Снежная белизна, тишина, одиночество, завывание огня в печке навевали, тем не менее, мысли о вечности, о ее ничтожной, непостижимой в своей малости частичке, какой является любая жизнь. Десять, сто, сто тысяч лет — это ничтожно малая, исчезающая частица равнодушной всепоглощающей вечности.

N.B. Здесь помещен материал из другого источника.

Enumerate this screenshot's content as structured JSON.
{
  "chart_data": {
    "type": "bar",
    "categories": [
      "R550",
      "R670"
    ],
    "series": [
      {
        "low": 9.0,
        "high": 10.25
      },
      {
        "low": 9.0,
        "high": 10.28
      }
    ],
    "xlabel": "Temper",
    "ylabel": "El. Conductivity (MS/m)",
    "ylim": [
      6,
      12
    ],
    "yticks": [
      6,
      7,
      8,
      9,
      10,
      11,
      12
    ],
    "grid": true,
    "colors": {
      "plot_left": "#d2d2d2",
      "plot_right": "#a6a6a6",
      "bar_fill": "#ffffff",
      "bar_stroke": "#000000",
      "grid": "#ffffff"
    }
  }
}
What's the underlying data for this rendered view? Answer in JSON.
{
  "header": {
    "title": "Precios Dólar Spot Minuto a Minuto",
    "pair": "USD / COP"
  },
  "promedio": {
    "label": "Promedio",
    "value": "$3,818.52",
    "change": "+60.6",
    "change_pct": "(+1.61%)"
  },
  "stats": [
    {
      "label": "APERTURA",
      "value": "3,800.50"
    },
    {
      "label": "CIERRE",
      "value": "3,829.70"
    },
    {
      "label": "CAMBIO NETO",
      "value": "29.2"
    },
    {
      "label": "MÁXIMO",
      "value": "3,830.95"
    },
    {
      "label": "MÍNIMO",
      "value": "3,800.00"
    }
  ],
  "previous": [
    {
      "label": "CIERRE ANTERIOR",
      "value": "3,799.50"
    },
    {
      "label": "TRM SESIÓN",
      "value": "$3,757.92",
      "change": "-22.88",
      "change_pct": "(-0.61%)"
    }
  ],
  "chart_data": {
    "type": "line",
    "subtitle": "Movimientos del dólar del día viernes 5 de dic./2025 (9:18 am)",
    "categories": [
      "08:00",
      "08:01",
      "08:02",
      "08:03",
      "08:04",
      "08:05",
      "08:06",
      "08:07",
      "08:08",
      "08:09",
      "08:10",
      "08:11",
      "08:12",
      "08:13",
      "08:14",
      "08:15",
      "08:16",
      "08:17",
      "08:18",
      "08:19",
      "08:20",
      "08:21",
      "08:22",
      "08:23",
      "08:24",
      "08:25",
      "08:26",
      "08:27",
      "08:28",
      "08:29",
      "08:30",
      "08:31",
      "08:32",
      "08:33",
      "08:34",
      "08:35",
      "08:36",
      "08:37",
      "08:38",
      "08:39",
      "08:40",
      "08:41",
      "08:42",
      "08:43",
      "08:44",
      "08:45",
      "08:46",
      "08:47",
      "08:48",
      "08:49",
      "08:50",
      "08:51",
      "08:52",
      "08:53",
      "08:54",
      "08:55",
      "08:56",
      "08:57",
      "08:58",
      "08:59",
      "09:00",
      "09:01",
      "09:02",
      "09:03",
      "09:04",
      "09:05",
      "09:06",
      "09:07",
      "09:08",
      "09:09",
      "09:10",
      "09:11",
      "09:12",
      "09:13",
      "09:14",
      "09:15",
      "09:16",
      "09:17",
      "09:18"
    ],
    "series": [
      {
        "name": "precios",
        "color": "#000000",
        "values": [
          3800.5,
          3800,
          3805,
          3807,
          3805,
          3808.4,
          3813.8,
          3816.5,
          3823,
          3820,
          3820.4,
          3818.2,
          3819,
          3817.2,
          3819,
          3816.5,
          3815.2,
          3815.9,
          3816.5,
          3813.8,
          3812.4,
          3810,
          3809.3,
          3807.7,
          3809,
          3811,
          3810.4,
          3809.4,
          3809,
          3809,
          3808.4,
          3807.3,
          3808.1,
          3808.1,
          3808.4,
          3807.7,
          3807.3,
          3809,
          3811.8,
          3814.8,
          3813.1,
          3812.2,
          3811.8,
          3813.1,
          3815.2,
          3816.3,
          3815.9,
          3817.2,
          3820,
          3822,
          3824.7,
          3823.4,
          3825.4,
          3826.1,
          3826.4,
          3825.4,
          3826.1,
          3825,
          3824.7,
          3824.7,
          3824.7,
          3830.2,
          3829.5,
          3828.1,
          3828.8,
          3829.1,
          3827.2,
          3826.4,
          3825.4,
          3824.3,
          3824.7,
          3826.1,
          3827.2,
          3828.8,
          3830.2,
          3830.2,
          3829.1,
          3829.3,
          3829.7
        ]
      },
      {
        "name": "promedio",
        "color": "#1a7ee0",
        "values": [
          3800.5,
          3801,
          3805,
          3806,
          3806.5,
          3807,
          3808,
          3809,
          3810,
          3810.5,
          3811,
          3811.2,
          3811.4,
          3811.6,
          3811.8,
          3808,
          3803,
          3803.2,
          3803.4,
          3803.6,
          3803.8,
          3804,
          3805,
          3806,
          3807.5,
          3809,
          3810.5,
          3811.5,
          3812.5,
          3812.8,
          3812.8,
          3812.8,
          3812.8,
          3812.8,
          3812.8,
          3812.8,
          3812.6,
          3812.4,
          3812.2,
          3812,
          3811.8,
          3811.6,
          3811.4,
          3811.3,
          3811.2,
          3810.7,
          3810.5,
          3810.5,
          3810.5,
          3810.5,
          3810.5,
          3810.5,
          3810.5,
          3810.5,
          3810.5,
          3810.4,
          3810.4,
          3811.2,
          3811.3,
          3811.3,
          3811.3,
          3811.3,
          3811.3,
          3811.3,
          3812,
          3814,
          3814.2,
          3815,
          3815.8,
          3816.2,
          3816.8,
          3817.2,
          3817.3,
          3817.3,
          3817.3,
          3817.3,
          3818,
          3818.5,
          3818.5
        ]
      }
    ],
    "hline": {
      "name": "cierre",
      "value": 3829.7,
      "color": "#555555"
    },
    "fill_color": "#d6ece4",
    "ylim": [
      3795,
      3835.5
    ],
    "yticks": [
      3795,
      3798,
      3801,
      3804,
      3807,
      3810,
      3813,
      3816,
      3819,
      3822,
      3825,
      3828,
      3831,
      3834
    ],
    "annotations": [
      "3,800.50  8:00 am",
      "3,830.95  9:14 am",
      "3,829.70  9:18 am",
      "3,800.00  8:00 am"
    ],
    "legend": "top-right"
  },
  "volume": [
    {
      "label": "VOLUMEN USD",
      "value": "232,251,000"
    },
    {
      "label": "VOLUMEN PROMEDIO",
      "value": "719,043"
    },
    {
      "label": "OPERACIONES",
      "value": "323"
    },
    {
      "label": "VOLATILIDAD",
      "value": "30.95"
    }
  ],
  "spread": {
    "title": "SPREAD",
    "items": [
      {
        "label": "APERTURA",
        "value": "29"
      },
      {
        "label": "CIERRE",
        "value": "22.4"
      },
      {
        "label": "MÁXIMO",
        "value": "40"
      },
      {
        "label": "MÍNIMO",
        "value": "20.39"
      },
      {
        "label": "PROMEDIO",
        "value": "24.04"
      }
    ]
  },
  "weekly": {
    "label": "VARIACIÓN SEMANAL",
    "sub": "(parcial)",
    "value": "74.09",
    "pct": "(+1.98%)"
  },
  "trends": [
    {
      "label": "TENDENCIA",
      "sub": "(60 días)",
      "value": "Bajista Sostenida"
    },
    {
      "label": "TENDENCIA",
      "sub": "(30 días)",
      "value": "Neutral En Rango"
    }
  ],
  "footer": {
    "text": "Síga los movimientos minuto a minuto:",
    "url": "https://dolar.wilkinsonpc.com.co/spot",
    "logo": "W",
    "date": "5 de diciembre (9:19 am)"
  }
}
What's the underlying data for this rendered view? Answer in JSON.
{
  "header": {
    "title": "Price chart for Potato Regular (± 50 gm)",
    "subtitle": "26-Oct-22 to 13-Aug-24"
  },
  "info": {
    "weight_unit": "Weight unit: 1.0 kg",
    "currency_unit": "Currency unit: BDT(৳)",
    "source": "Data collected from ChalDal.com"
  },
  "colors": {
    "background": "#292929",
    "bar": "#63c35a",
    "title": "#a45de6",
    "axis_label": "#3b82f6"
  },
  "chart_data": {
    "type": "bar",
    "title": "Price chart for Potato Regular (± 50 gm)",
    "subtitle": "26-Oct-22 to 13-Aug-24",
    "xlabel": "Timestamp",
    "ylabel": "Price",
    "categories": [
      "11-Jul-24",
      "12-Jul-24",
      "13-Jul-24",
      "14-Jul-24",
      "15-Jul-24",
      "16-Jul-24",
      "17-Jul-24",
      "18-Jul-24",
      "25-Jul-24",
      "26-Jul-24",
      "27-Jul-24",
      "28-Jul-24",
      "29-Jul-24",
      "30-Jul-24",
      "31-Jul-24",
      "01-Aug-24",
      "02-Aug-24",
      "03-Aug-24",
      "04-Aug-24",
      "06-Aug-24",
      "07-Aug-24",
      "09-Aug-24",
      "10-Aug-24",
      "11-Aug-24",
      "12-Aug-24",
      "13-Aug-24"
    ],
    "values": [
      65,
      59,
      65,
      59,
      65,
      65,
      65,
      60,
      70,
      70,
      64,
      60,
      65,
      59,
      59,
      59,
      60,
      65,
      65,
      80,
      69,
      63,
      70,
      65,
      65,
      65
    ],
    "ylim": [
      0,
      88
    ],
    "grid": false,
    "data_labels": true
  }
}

«Вот еще! В подмосковном лесу, средь снегов, меж окоченевших елок и берез помешаться на вечности!» — насмехался над собой Старик. Он вспоминал сожженные солнцем пустыни, пальмы на каменистых солончаках, изумрудные волны Индийского океана, сияющие нездешним светом вершины Гималаев и приходил к горестному заключению, что все они лишь свидетели и жертвы вечности.
Раньше об этом не думалось. Время было четко разделено на месяцы, недели, дни, часы, минуты. Время не имело отношения ни к вечности, ни к смыслу жизни. Оно служило лишь для измерения человеческих дел, было рамкой, куда торопливо вставлялась одна, другая, третья картинка. Теперь время мстило, нависало угрожающей беспредельной громадой — снежно-белой, непроницаемой и беззвучной. Генерал пытался убежать от него в безопасное, уже прожитое прошлое, расчерченное годами, месяцами, днями.
Он не мог придерживаться холодной хронологии. Логика мира теней подавляла земную рассудочность. Здесь, на земле, Старик равнялся с малой снежинкой, с озябшей еловой веткой, с неяркой звездой, мерцающей в морозном воздухе, с мышонком, грызущим какой-то корешок под ледяной коркой. Здесь он был атомом Вселенной.
Там, в мире теней, он становился сердцевиной непреходящего вечно прошедшего. Ничто не появляется из ничего, и ничто не превращается в ничто. То, что было, есть и будет, пока жив хоть один человек, помнящий то, что было.
Генерал давно не пил, мало курил, плохо спал. Он высох и слегка пожелтел, как желтеет бумага, подпаливаемая огнем. «...Как Данте, подземное пламя должно твои щеки обжечь...» — вспоминал он по утрам перед зеркалом, перед говорящим правду стеклом. Чужая мудрость, чеканность строк угнетали его. Прожить так долго, познать многое и ни разу не быть осененным собственной, не заемной мыслью, так и не понять, зачем же все это было...
ДЖАГАНАТХАН
После прогулки по сугробам, после тихого и даже какого-то умиленного общения с замерзшими елками и березами, со сверкающим на солнце снегом Генерал пил чай и слушал «Реквием» Габриеля Форе. Темный янтарный настой с почти неуловимым ароматом нездешних стран, негромкое завывание печки, блики отраженного снегом солнца на потолке, торжественные голоса хора...
«Приятно думать у лежанки, — задремывал средь бела дня Генерал. — Вот-вот явится Ксю-Ша, и жизнь обретет ясность». Старик тосковал по Ксю-Ше и в сладкой полудреме возликовал, ощутив рукой теплую шерстку. Так оно и должно было случиться. Ксю-Ша не могла покинуть своего хозяина. «Она со мной навсегда», — подумал Генерал и испугался: он боялся лживых слов «всегда», «навсегда», «никогда». Навсегда человек только умирает. (А музыка пела о вечности, о вечности для человека, музыка упивалась сладкой ложью.)